Tuesday, May 29, 2012

May 29

Let's take a look at an interesting letter from Miss Barrett to her Greek scholar friend Hugh Boyd from May 29, 1840. Miss Barrett is in Torquay for her health and she sends a charming letter in response to a greeting from Boyd sent from his new home in Hampstead:

"Yes indeed; you do treat me very shabbily. I agree with you in thinking so. To think that so many hills and woods should interpose between us—that I should be lying here, fast bound by a spell, a sleeping beauty in a forest, and that you, who used to be such a doughty knight, should not take the trouble of cutting through even a hazel tree with your good sword, to find out what had become of me.

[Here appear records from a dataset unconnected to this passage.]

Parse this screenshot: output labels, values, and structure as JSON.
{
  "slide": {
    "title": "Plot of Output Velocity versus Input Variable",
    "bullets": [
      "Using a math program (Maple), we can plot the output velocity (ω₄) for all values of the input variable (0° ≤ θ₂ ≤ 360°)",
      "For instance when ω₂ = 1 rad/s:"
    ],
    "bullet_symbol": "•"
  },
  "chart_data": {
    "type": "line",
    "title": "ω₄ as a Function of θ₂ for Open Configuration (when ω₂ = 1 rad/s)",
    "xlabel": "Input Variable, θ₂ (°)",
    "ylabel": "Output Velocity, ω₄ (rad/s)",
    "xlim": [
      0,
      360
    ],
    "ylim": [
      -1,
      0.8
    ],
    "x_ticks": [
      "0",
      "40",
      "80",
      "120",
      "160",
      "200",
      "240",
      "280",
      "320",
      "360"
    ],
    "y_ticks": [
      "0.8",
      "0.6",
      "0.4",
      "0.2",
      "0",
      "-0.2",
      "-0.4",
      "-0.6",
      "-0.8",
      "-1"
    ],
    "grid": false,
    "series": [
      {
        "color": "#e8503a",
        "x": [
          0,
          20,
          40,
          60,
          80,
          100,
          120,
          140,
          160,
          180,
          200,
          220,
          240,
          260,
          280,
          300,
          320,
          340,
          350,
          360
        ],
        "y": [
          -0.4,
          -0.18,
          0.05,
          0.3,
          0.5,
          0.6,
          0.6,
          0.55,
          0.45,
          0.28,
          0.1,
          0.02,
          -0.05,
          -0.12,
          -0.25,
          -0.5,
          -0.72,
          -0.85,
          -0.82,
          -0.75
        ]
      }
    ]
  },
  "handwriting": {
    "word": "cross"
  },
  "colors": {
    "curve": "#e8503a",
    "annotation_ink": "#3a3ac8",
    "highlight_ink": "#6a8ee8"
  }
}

Now do tell me, the hazel tree being down at last, whether you mean to live at Hampstead, whether you have taken a house there and have carried your books there, and wear Hampstead grasshoppers in your bonnet (as they did at Athens) to prove yourself of the soil.
All this nonsense will make you think I am better, and indeed I am pretty well just now—quite, however, confined to the bed—except when lifted from it to the sofa baby-wise while they make it; even then apt to faint. Bad symptoms too do not leave me; and I am obliged to be blistered every few days—but I am free from any attack just now, and am a good deal less feverish than I am occasionally. There has been a consultation between an Exeter physician and my own, and they agree exactly, both hoping that with care I shall pass the winter, and rally in the spring, both hoping that I may be able to go about again with some comfort and independence, although I never can be fit again for anything like exertion...."

A charming letter with an interesting look at her state of health in 1840, before the death of her brother Edward in August. From a modern point of view, the idea that she was so weak that she fainted when she was lift from her bed and yet was bleed every few days seems appalling. But such are the glimpses of another time.